MDI-Desktop / "elektronischer Schreibtisch"

  • Windows®-konforme Elemente wie bei der Explorer-Menügestaltung
  • Über die Modul-Symbole wird der Programmbereich festgelegt
  • Das Programm startet entweder direkt in einem Programmdialog oder in der sog. Listendarstellung (hier kann über Filterfunktionen eine gezielte Recherche erfolgen)
  • Über die Toolbar stehen modulübergreifende Funktionen, z.B. Druckersteuerung, zur Verfügung.
  • Die dynamische Aktionsbar bietet wesentliche Funtkionen zu einem gewählten Programmdialog, wie z.B. die Office-Integration
  • Über die Direktnavigation stehen ergänzende Informationen aus anderen Programmen und Modulbereichen zur Verfügung. 

Benutzerverwaltung

  • Durch die Windows® - Anmeldung wird der aktive Nutzer auf dem Arbeitsplatz ermitttelt.
  • Die Rechte der Nutzer werden durch eine gezielte Zuordnung v on Rollen, die die Organisationsstruktur des Unternehmens individuell abbilden, defniert.
  • Sofern unterschiedliche Mandanten vorhanden sind, lassen sich die Zugriffsmechanismen auch im Bezug auf den Datenbestand eines Mandanten definieren.
  • Neue Mitarbeiter lassen sich so als Benutzer schnell und einfach einer Rolle/Aufgabe zuordnen. 

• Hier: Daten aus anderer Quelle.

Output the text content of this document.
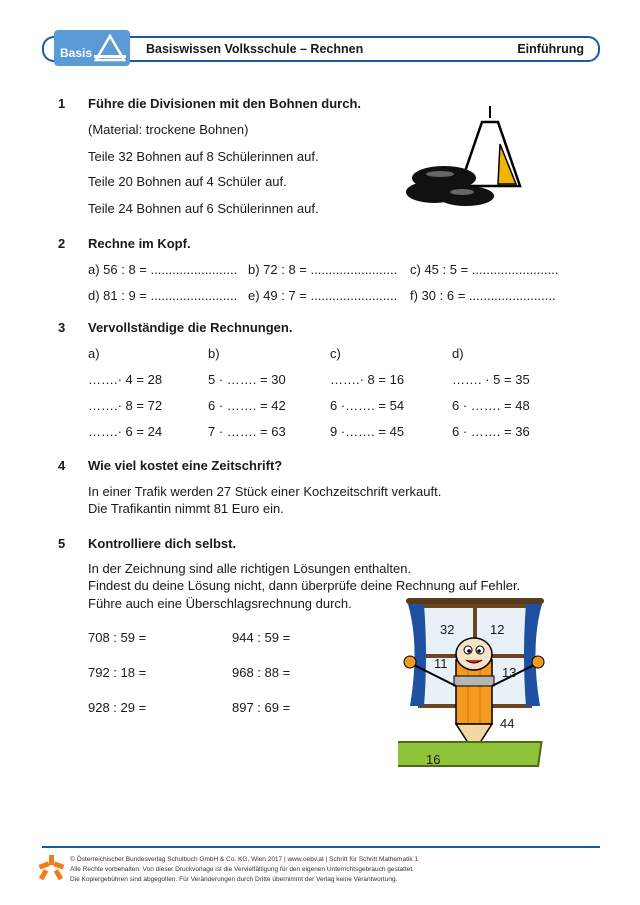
Basis	Basiswissen Volksschule – Rechnen	Einführung
1 Führe die Divisionen mit den Bohnen durch.
(Material: trockene Bohnen)
Teile 32 Bohnen auf 8 Schülerinnen auf.
Teile 20 Bohnen auf 4 Schüler auf.
Teile 24 Bohnen auf 6 Schülerinnen auf.
2 Rechne im Kopf.
a) 56 : 8 = ........................ b) 72 : 8 = ........................ c) 45 : 5 = ........................
d) 81 : 9 = ........................ e) 49 : 7 = ........................ f) 30 : 6 = ........................
3 Vervollständige die Rechnungen.
a)	b)	c)	d)
…….· 4 = 28	5 · ……. = 30	…….· 8 = 16	……. · 5 = 35
…….· 8 = 72	6 · ……. = 42	6 ·……. = 54	6 · ……. = 48
…….· 6 = 24	7 · ……. = 63	9 ·……. = 45	6 · ……. = 36
4 Wie viel kostet eine Zeitschrift?
In einer Trafik werden 27 Stück einer Kochzeitschrift verkauft.
Die Trafikantin nimmt 81 Euro ein.
5 Kontrolliere dich selbst.
In der Zeichnung sind alle richtigen Lösungen enthalten.
Findest du deine Lösung nicht, dann überprüfe deine Rechnung auf Fehler.
Führe auch eine Überschlagsrechnung durch.
708 : 59 =	944 : 59 =
792 : 18 =	968 : 88 =
928 : 29 =	897 : 69 =
32	12
11
13
44
16
© Österreichischer Bundesverlag Schulbuch GmbH & Co. KG, Wien 2017 | www.oebv.at | Schritt für Schritt Mathematik 1
Alle Rechte vorbehalten. Von dieser Druckvorlage ist die Vervielfältigung für den eigenen Unterrichtsgebrauch gestattet.
Die Kopiergebühren sind abgegolten. Für Veränderungen durch Dritte übernimmt der Verlag keine Verantwortung.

Zentrale Adressverwaltung und Referenzierung

  • Im Mittelpunkt der Software steht eine zentrale Adressverwaltung. Personen, Namen und deren Adresse werden unabhängig von ihrer Verwendung nur an einer Stelle zentral gepflegt.
  • Haus- und Sondereigentümer, Interessenten, Mieter und Lieferanten werden dieser Adresse zugewiesen und mit weiteren Daten ergänzt.
  • In einem Mietverhältnis lassen sich darüber hinaus bis zu 99 Adressreferenzen verwalten. Der Pflegeaufwand wird dadurch erheblich reduziert.